By Staff | Apr 18, 2008

Estherville Lincoln Central fifth-graders had their D.A.R.E. graduation Thursday night. To receive their certificate, students wrote essays on why they wanted to remain free of drugs, alcohol, and tobacco. EDN photo by Michael Tidemann

Estherville Lincoln Central fifth-graders took a special D.A.R.E. Thursday night as they received their certificates of completion of the Drug Abuse Resistance Education program.

D.A.R.E. instructor Sonja Fagre, who taught D.A.R.E. while serving with the Estherville Police Department before taking a position as instructor with the Iowa Lakes Community College criminal justice program, returned this year to teach the D.A.R.E. program. She thanked Iowa Lakes Estherville campus Dean Mary Larscheid, EPD Chief Eric Milburn, and others for allowing her to share her time between the college and ELC.

It was very easy to see that Fagre’s heart is still with the D.A.R.E. program.

“There are positive alternatives to drugs,” Fagre said. She then presented medals to the top D.A.R.E. essays written by Abby Erickson, Sadie Rosenboom, Yesenio Garcia, Katie Gruhlke, and Humberto Castillo.

Jeanette Lietz, ELC physical education instructor and sixth-highest all-time Iowa girls basketball scorer when she played with the Everly Cattlefeeders, asked students to write down three things they do well and more things, if possible. She said research shows that the more things you have on your list, the less you will engage in high-risk behaviors.

D.A.R.E. essay medal winners were Abby Erickson (5-4), Sadie Rosenboom (5-3), Yesenio Garcia (5-2), Katie Gruhlke (5-1), and Humberto Castillo (overall). EDN photo by Michael Tidemann

Lietz told students “natural highs last longer than artificial highs.”

She also told students to not be afraid of failure, quoting William West who said, “The greatest failure is the failure to try.”

Lietz also recalled that when Thomas Edison was asked whether he considered himself a failure after trying 1,500 times to create a light bulb before he succeeded, that Edison said he had learned 1,500 ways of not making a light bulb.

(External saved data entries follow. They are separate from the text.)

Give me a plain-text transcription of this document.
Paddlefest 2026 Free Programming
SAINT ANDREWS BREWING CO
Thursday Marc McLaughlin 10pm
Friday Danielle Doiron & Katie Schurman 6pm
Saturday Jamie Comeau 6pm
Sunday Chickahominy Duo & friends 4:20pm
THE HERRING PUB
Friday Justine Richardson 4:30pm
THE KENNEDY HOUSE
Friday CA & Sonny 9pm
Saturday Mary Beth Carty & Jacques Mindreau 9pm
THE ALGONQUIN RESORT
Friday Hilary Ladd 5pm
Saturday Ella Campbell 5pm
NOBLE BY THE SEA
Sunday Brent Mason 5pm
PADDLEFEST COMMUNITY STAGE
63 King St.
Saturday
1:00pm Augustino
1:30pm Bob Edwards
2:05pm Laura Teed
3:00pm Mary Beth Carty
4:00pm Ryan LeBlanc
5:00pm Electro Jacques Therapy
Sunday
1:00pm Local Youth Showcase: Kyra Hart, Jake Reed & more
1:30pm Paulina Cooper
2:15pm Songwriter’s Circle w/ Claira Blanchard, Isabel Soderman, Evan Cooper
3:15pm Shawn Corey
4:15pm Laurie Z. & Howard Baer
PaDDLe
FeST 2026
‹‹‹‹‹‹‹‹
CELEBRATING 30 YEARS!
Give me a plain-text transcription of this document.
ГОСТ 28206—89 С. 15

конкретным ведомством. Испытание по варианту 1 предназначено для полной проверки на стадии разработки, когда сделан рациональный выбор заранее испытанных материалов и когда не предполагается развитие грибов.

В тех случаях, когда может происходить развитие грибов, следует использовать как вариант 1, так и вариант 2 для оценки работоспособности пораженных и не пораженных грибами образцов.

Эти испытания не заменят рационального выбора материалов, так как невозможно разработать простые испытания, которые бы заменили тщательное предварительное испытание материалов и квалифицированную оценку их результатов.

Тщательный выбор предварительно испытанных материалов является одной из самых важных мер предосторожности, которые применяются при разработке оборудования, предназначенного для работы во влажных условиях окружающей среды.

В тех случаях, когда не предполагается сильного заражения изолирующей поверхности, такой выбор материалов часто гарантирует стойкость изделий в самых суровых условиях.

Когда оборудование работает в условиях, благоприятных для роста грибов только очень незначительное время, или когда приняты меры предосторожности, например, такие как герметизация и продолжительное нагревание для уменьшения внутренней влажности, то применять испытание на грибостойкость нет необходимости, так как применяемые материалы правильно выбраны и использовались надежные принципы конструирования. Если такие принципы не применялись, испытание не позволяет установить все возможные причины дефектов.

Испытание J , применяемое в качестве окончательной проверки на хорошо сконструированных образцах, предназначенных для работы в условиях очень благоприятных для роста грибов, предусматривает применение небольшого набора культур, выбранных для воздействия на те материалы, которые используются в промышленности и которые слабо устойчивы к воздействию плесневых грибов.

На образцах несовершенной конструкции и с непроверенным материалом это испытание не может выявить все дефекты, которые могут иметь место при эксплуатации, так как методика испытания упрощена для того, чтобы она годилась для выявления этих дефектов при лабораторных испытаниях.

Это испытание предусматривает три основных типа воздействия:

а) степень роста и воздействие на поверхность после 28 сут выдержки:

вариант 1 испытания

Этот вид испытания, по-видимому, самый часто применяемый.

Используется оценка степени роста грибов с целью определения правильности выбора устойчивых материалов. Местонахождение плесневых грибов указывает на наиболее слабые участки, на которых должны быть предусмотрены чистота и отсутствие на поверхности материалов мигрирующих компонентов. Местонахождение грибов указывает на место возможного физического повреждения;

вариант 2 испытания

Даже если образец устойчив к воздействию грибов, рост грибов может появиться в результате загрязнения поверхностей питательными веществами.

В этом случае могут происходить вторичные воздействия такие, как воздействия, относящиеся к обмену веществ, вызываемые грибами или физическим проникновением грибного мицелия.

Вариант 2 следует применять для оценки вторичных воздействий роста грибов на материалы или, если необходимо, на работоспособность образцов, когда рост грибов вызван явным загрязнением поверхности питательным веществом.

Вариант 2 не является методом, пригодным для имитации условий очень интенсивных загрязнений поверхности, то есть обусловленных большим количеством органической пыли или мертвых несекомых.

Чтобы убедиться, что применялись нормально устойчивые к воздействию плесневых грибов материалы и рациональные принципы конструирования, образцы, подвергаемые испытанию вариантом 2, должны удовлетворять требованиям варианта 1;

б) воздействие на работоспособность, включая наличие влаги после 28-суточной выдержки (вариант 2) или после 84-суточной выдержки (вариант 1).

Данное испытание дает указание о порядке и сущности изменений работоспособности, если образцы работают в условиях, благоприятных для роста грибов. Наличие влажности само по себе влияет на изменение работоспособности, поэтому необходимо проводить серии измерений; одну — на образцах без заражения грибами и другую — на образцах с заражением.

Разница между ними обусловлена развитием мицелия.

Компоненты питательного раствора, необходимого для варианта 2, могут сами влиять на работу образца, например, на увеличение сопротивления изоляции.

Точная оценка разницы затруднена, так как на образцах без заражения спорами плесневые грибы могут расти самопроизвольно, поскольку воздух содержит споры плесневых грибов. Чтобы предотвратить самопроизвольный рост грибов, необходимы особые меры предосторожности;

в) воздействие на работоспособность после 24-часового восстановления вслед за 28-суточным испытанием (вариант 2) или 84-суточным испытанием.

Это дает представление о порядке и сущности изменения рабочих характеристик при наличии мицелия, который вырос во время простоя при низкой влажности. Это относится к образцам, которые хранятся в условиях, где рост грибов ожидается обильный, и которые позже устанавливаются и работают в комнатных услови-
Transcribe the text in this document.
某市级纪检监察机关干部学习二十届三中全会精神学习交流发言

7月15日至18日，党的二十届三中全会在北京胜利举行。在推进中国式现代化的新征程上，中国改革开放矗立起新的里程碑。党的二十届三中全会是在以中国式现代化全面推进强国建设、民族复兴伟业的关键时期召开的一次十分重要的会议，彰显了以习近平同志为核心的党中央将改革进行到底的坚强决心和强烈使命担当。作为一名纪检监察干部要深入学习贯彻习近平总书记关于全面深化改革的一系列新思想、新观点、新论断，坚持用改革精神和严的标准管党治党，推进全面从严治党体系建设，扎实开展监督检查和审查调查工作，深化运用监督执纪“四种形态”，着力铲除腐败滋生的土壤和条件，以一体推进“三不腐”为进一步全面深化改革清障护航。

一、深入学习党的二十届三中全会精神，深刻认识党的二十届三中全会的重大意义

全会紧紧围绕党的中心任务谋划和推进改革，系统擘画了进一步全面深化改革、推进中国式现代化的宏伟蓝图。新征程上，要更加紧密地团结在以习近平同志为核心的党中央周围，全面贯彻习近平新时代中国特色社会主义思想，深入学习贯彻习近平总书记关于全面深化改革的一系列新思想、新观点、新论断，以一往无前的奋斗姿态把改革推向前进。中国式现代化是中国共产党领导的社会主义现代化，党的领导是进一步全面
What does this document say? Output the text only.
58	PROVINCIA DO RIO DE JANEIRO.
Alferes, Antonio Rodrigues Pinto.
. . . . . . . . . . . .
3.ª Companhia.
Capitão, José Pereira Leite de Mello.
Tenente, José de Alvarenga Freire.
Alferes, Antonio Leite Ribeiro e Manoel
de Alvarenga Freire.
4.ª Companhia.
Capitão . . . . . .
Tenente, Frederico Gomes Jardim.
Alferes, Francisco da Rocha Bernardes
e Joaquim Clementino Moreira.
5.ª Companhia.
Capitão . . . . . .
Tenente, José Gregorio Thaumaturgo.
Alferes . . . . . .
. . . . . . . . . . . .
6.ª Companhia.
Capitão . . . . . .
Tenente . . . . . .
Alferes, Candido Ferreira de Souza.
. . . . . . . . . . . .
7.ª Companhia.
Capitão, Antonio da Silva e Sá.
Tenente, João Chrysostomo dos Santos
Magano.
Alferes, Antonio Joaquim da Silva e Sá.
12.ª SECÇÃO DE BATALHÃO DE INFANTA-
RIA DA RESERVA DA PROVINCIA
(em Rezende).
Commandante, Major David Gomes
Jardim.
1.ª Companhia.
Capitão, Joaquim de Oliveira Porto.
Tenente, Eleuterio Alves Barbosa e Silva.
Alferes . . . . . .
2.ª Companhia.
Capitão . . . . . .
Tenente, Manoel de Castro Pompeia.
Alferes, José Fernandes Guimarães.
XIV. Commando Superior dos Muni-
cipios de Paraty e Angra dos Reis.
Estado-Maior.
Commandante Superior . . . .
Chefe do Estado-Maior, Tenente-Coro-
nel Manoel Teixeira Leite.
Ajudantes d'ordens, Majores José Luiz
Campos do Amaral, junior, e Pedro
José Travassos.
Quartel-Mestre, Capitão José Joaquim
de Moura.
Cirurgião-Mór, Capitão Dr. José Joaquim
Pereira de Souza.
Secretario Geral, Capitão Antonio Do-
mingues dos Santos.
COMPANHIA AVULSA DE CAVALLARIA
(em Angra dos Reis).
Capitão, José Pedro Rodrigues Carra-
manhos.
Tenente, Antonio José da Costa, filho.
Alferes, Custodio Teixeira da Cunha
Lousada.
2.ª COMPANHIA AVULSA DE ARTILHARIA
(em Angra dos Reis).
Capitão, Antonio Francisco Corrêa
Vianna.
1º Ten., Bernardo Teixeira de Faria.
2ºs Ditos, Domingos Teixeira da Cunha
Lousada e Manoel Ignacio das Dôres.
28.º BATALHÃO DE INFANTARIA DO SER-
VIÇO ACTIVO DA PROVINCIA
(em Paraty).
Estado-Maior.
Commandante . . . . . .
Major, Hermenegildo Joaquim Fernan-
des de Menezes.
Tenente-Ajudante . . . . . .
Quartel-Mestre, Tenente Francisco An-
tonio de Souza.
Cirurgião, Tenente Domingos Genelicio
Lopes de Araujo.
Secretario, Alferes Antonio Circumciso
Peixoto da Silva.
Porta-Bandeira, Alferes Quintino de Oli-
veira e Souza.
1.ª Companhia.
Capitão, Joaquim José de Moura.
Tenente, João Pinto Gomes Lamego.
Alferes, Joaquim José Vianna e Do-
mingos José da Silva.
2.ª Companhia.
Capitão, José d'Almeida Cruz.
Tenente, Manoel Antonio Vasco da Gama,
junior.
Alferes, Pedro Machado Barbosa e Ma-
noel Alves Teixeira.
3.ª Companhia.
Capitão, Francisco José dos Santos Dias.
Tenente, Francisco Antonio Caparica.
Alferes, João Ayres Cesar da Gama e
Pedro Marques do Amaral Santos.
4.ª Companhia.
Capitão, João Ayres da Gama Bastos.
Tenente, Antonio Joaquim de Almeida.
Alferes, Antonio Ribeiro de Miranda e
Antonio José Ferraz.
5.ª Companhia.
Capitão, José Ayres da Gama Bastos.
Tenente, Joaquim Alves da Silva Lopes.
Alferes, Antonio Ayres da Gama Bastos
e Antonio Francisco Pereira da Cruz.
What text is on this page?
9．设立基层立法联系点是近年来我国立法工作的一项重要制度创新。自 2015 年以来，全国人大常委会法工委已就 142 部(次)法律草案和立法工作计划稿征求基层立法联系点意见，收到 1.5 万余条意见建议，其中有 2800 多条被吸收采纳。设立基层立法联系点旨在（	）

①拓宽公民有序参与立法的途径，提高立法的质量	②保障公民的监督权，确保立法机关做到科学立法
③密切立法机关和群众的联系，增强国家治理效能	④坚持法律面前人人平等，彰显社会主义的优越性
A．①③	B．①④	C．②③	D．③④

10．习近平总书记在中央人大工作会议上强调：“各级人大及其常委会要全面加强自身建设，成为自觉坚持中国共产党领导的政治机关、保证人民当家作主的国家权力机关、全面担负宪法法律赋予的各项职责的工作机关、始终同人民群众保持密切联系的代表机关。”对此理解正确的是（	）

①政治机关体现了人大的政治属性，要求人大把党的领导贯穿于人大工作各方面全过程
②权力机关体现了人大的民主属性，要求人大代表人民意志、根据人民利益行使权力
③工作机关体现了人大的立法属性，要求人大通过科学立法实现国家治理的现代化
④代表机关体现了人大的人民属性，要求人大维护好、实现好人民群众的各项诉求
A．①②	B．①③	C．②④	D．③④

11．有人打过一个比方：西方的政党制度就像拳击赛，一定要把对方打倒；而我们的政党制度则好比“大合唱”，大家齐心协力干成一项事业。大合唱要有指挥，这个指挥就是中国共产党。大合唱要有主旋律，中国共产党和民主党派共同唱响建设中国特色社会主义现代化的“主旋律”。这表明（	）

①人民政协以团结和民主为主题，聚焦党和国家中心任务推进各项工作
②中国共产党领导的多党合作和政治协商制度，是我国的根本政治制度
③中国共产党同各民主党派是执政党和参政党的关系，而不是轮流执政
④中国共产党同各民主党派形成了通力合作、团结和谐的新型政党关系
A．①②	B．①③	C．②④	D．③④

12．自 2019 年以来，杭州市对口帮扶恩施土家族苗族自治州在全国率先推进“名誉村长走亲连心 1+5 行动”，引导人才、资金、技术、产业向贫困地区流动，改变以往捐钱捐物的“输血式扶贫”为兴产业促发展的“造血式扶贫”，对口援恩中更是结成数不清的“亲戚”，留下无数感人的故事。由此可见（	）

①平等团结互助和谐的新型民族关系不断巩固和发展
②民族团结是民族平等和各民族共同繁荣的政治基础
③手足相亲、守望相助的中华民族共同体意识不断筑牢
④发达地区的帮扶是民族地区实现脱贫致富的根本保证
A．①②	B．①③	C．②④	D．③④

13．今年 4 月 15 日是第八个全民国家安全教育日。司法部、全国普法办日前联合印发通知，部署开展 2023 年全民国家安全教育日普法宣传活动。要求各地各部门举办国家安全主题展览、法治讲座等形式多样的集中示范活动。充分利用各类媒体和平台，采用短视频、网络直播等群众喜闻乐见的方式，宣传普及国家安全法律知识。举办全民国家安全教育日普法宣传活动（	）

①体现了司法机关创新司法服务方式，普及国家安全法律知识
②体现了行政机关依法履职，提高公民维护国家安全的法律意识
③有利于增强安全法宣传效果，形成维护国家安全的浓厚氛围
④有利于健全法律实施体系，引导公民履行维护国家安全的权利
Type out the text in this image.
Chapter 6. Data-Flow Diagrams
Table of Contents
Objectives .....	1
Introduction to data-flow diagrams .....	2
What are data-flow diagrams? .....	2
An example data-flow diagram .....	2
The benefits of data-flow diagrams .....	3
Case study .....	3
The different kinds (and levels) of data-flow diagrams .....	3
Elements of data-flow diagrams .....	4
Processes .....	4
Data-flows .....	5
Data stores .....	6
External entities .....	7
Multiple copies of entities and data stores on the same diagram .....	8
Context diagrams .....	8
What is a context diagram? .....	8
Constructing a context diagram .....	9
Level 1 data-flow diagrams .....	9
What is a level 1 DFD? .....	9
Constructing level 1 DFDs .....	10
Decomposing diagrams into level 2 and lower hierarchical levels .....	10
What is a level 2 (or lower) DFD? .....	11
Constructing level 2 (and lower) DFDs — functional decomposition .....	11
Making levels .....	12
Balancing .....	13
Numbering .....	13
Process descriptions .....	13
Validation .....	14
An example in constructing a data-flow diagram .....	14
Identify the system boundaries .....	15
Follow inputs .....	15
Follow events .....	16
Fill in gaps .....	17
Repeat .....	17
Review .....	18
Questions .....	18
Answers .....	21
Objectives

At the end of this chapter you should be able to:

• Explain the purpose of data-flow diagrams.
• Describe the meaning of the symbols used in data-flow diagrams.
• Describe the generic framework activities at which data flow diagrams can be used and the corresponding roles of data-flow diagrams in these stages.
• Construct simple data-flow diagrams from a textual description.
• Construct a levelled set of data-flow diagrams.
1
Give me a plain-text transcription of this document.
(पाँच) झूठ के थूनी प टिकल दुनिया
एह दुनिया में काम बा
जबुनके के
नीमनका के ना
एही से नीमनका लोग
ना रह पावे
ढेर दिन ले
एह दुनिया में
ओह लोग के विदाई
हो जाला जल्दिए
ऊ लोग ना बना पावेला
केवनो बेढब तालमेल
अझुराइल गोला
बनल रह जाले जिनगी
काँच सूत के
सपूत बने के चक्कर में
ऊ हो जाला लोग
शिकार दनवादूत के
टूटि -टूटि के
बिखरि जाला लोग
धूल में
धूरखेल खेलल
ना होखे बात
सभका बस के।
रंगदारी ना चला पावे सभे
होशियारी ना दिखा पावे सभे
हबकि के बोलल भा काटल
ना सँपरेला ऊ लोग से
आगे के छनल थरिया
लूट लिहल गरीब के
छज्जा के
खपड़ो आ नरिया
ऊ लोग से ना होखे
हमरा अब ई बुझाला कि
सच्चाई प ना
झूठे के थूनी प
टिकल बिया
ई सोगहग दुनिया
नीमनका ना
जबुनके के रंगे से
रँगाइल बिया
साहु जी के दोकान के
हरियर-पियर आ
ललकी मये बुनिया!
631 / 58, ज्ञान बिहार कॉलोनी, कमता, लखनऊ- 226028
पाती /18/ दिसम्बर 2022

Giving a personal account of how to look failure straight in the eye and defeat it, Lietz recalled how in her sophomore year of high school her team was not supposed to beat a presumably far superior team. They did, though, and the Everly Cattlefeeders went on to win the state championship.

Lietz concluded with poem about trying. One verse said, “Once you stop trying your hardest, life is never the same.”